I sipped my wine as I listened to Andi groan about her first day at work. We were sitting comfortably in a booth at the back of Dempsey’s bar. Andi always got herself in the weirdest predicaments. Her weekend beau, who was the biggest asshole ever, was now one of her bosses. And to top it all off, he’d treated her like dirt today, as if the weekend had meant nothing. I hoped that was the end of her stupid little game she liked to play. She was still a fragile girl, and I hated that she had to sleep around to act human.

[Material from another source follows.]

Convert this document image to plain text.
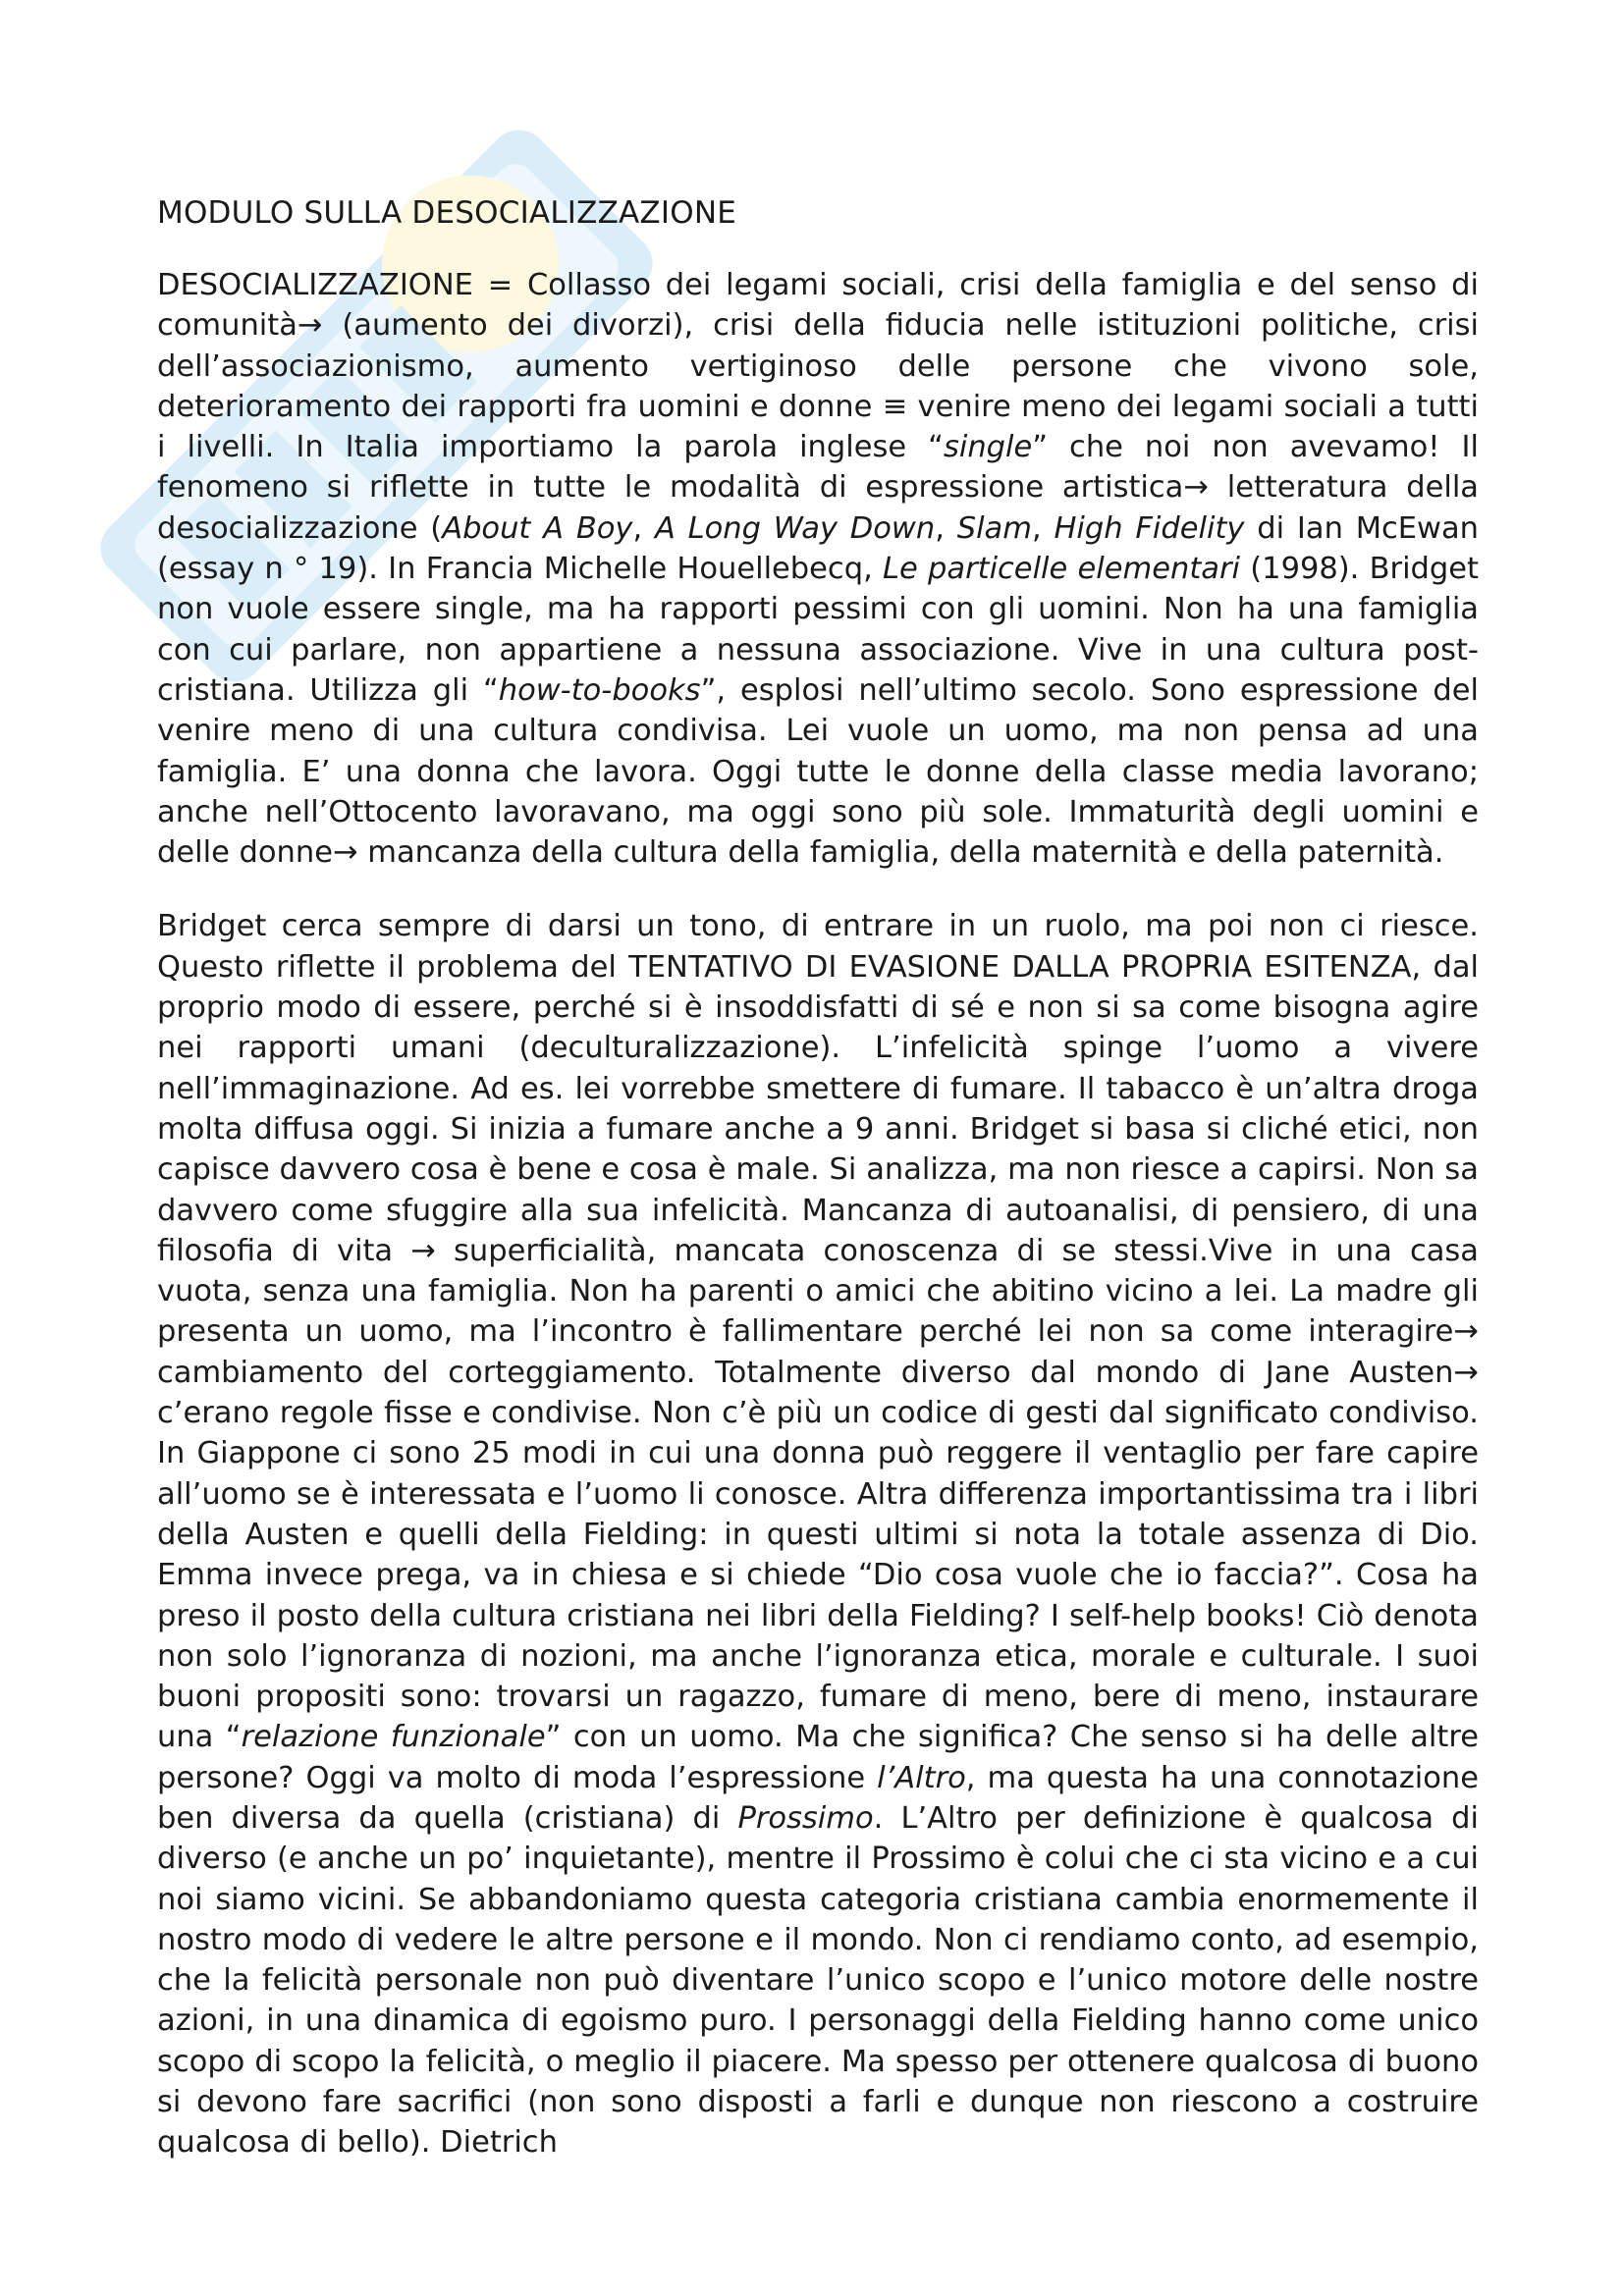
MODULO SULLA DESOCIALIZZAZIONE

DESOCIALIZZAZIONE = Collasso dei legami sociali, crisi della famiglia e del senso di comunità→ (aumento dei divorzi), crisi della fiducia nelle istituzioni politiche, crisi dell’associazionismo, aumento vertiginoso delle persone che vivono sole, deterioramento dei rapporti fra uomini e donne ≡ venire meno dei legami sociali a tutti i livelli. In Italia importiamo la parola inglese “single” che noi non avevamo! Il fenomeno si riflette in tutte le modalità di espressione artistica→ letteratura della desocializzazione (About A Boy, A Long Way Down, Slam, High Fidelity di Ian McEwan (essay n ° 19). In Francia Michelle Houellebecq, Le particelle elementari (1998). Bridget non vuole essere single, ma ha rapporti pessimi con gli uomini. Non ha una famiglia con cui parlare, non appartiene a nessuna associazione. Vive in una cultura post-cristiana. Utilizza gli “how-to-books”, esplosi nell’ultimo secolo. Sono espressione del venire meno di una cultura condivisa. Lei vuole un uomo, ma non pensa ad una famiglia. E’ una donna che lavora. Oggi tutte le donne della classe media lavorano; anche nell’Ottocento lavoravano, ma oggi sono più sole. Immaturità degli uomini e delle donne→ mancanza della cultura della famiglia, della maternità e della paternità.

Bridget cerca sempre di darsi un tono, di entrare in un ruolo, ma poi non ci riesce. Questo riflette il problema del TENTATIVO DI EVASIONE DALLA PROPRIA ESITENZA, dal proprio modo di essere, perché si è insoddisfatti di sé e non si sa come bisogna agire nei rapporti umani (deculturalizzazione). L’infelicità spinge l’uomo a vivere nell’immaginazione. Ad es. lei vorrebbe smettere di fumare. Il tabacco è un’altra droga molta diffusa oggi. Si inizia a fumare anche a 9 anni. Bridget si basa si cliché etici, non capisce davvero cosa è bene e cosa è male. Si analizza, ma non riesce a capirsi. Non sa davvero come sfuggire alla sua infelicità. Mancanza di autoanalisi, di pensiero, di una filosofia di vita → superficialità, mancata conoscenza di se stessi.Vive in una casa vuota, senza una famiglia. Non ha parenti o amici che abitino vicino a lei. La madre gli presenta un uomo, ma l’incontro è fallimentare perché lei non sa come interagire→ cambiamento del corteggiamento. Totalmente diverso dal mondo di Jane Austen→ c’erano regole fisse e condivise. Non c’è più un codice di gesti dal significato condiviso. In Giappone ci sono 25 modi in cui una donna può reggere il ventaglio per fare capire all’uomo se è interessata e l’uomo li conosce. Altra differenza importantissima tra i libri della Austen e quelli della Fielding: in questi ultimi si nota la totale assenza di Dio. Emma invece prega, va in chiesa e si chiede “Dio cosa vuole che io faccia?”. Cosa ha preso il posto della cultura cristiana nei libri della Fielding? I self-help books! Ciò denota non solo l’ignoranza di nozioni, ma anche l’ignoranza etica, morale e culturale. I suoi buoni propositi sono: trovarsi un ragazzo, fumare di meno, bere di meno, instaurare una “relazione funzionale” con un uomo. Ma che significa? Che senso si ha delle altre persone? Oggi va molto di moda l’espressione l’Altro, ma questa ha una connotazione ben diversa da quella (cristiana) di Prossimo. L’Altro per definizione è qualcosa di diverso (e anche un po’ inquietante), mentre il Prossimo è colui che ci sta vicino e a cui noi siamo vicini. Se abbandoniamo questa categoria cristiana cambia enormemente il nostro modo di vedere le altre persone e il mondo. Non ci rendiamo conto, ad esempio, che la felicità personale non può diventare l’unico scopo e l’unico motore delle nostre azioni, in una dinamica di egoismo puro. I personaggi della Fielding hanno come unico scopo di scopo la felicità, o meglio il piacere. Ma spesso per ottenere qualcosa di buono si devono fare sacrifici (non sono disposti a farli e dunque non riescono a costruire qualcosa di bello). Dietrich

The alternative was unacceptable though. Those weeks leading to her accidental overdose had been pure hell for the both of us. If the pills hadn’t almost killed her, malnutrition would have. She was a shell of herself, and I’d died a little every day from having to see her that way.

Andi was my best friend. From the moment she bounded into the dorm room four and a half years ago, blond hair bouncing in her ponytail, I had been instantly drawn to her. She’d looked like the typical snotty bitch like I was used to dealing with from my high school—until she smiled. When Andi smiled, she lit up the room.

I’d tried to avoid her at first, unsure of how to be a normal social being, especially after what had happened with Cole. Quite honestly, I’d wanted to put up walls and not talk to anyone. But with Andi, it had been impossible because she had been like a cute little puppy that wouldn’t go away.

That first day, she stuck out her hand to me. “I’m Andi, short for Miranda. I’m from Indiana.” She beamed at me, and my heart craved the possibility of a friendship with someone who didn’t know my past. I could be anyone I wanted to be now that I was in college. There was no room in my life anymore for the shy, scared girl I used to be.